Night before last we set about working on our defences. We haven’t arranged to have the fox shot. Looking at the time of year it is likely a vixen with cubs to feed. She is looking for food for them and saw an easy meal in a gosling, that was likely more than she bargained for when Athos came into the picture. She won though, came back for the rest of the meat and found 3 defenceless geese. We wanted to make sure she doesn’t get a third free meal. I understand and respect Tooth and Claw but that doesn’t mean I can’t tip the scales in favour of my animals.
We moved the sheep out of the field that borders the dry ditch and has long grass, into the Triangle with shorter grass. We bottled up some human pee, apparently it has to be male, and sprinkled that around the edge. Radio 4 is being played in the polytunnel where the light has also been left on. The automatic pop hole has been disabled on the chickens (it shut away at dusk and let out at dawn) so that we can let them out later in the morning. A motion sensor light is over the chicks (our most vulnerable housing) and we will set to work on a secure pen on Saturday. The pullets were literally barricaded into their house. The fox passed us by. Maybe because our efforts made it too risky or maybe because she and her cubs have full bellies. I am writing this at 4am (more about that in another post) so I am hoping we make it through tonight ok.

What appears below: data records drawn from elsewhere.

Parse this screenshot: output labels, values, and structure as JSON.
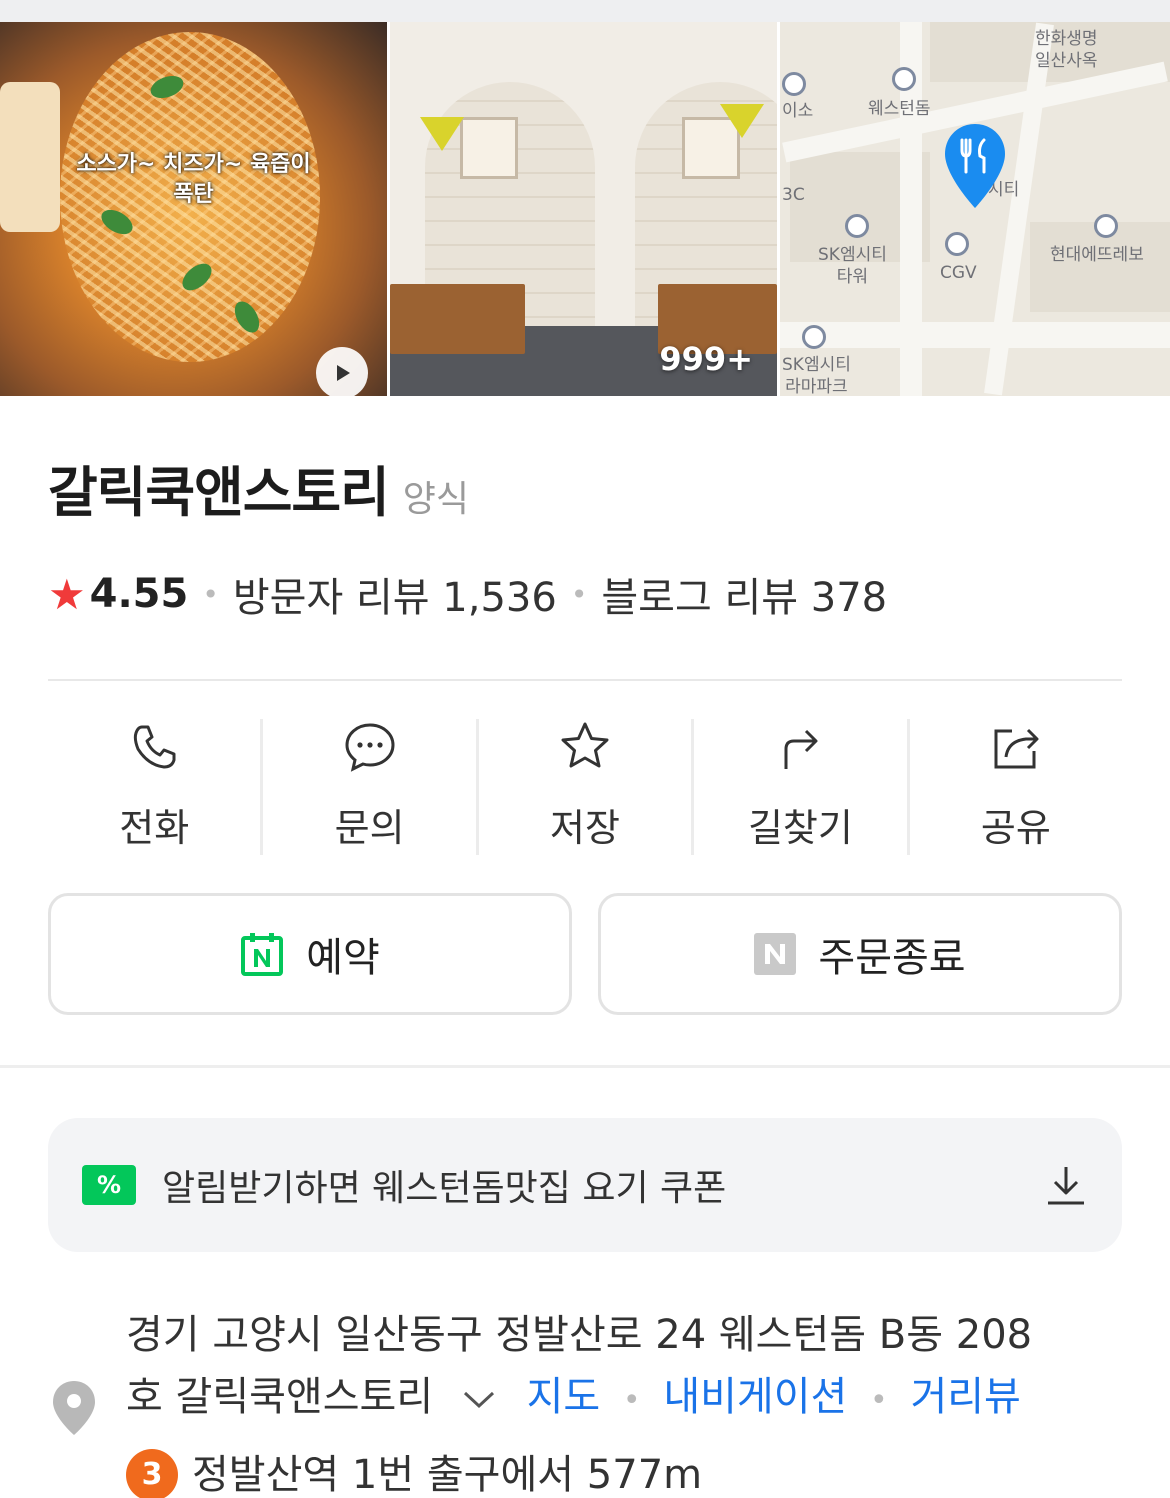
{
  "gallery": {
    "food_caption_line1": "소스가~ 치즈가~ 육즙이",
    "food_caption_line2": "폭탄",
    "photo_count": "999+",
    "map_labels": {
      "label1": "한화생명",
      "label2": "일산사옥",
      "label3": "이소",
      "label4": "웨스턴돔",
      "label5": "3C",
      "label6": "SK엠시티",
      "label7": "타워",
      "label8": "CGV",
      "label9": "현대에뜨레보",
      "label10": "SK엠시티",
      "label11": "라마파크",
      "label12": "시티"
    }
  },
  "place": {
    "name": "갈릭쿡앤스토리",
    "category": "양식",
    "rating": "4.55",
    "visitor_reviews": "방문자 리뷰 1,536",
    "blog_reviews": "블로그 리뷰 378"
  },
  "actions": {
    "call": "전화",
    "inquiry": "문의",
    "save": "저장",
    "directions": "길찾기",
    "share": "공유"
  },
  "cta": {
    "reserve": "예약",
    "order": "주문종료"
  },
  "coupon": {
    "badge": "%",
    "text": "알림받기하면 웨스턴돔맛집 요기 쿠폰"
  },
  "address": {
    "line1": "경기 고양시 일산동구 정발산로 24 웨스턴돔 B동 208",
    "line2_prefix": "호 갈릭쿡앤스토리",
    "map_link": "지도",
    "nav_link": "내비게이션",
    "street_link": "거리뷰",
    "subway_line": "3",
    "subway_text": "정발산역 1번 출구에서 577m"
  },
  "colors": {
    "naver_green": "#03c75a",
    "link_blue": "#1a73e8",
    "star_red": "#f03a3a",
    "line3_orange": "#f06a1d"
  }
}
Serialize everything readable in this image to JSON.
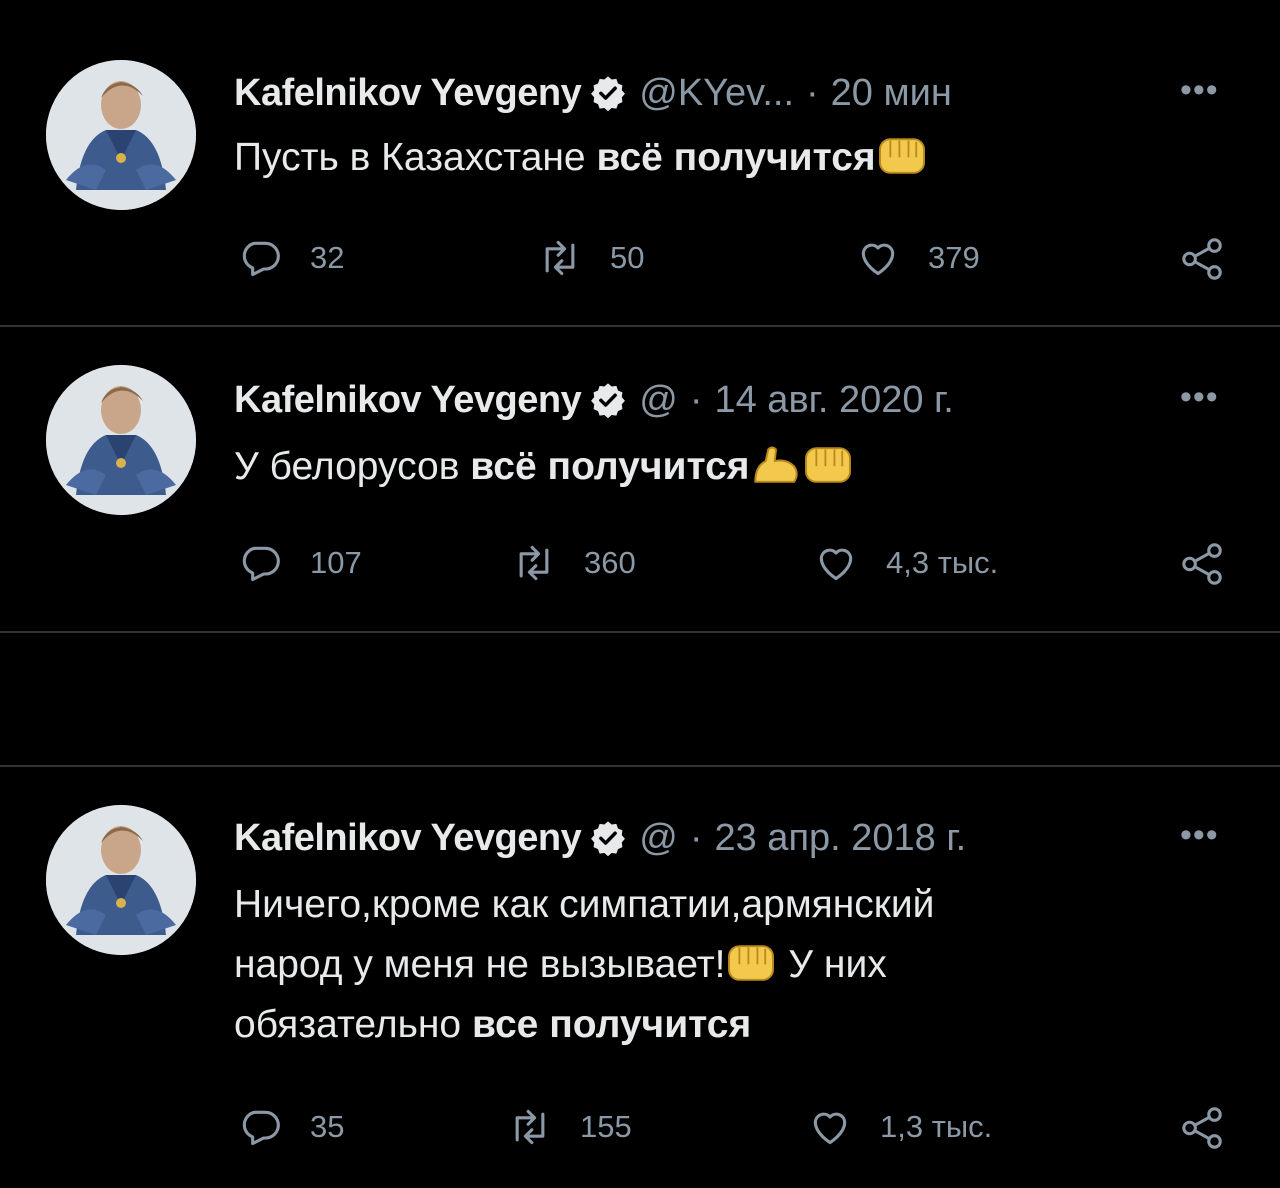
{
  "tweets": [
    {
      "name": "Kafelnikov Yevgeny",
      "handle": "@KYev...",
      "dot": "·",
      "time": "20 мин",
      "text_regular": "Пусть в Казахстане ",
      "text_bold": "всё получится",
      "replies": "32",
      "retweets": "50",
      "likes": "379"
    },
    {
      "name": "Kafelnikov Yevgeny",
      "handle": "@",
      "dot": "·",
      "time": "14 авг. 2020 г.",
      "text_regular": "У белорусов ",
      "text_bold": "всё получится",
      "replies": "107",
      "retweets": "360",
      "likes": "4,3 тыс."
    },
    {
      "name": "Kafelnikov Yevgeny",
      "handle": "@",
      "dot": "·",
      "time": "23 апр. 2018 г.",
      "line1": "Ничего,кроме как симпатии,армянский",
      "line2a": "народ у меня не вызывает!",
      "line2b": " У них",
      "line3a": "обязательно ",
      "line3b": "все получится",
      "replies": "35",
      "retweets": "155",
      "likes": "1,3 тыс."
    }
  ],
  "more_label": "•••",
  "icons": {
    "verified": "verified-badge-icon",
    "reply": "reply-icon",
    "retweet": "retweet-icon",
    "like": "heart-icon",
    "share": "share-icon",
    "fist": "oncoming-fist-emoji",
    "bicep": "flexed-biceps-emoji"
  },
  "colors": {
    "background": "#000000",
    "text": "#e7e9ea",
    "muted": "#8b98a5",
    "divider": "#2f3336",
    "emoji": "#f2c94c"
  }
}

Our geese weren’t pets but 3 of them were part of our first livestock and we had come to care for them. RIP Athos, Abigail, April, Barbara and gosling. We’ll miss you
Dans
Your words about this whole experience are a credit to them and to your approach as smallholders. Honoured to know someone who holds Tooth and Claw so carefully alongside her human heart. Xx
Thank you. It’s the closest I’ve ever seen Tooth and Claw in action, I feel somewhat relieved to see that my outlook on it remains even once challenged. I’m upset, but more so at myself for giving the fox the opportunity, than at the fox for taking that opportunity.
Dans
“Every living thing must die. Those that die help those that live grow stronger”. Unfortunately this time it was the fox!
That is true, although humans seems to stand somewhat outside this. Even in death common burial methods separate us from contributing to the circle of life, or at the very least delays it.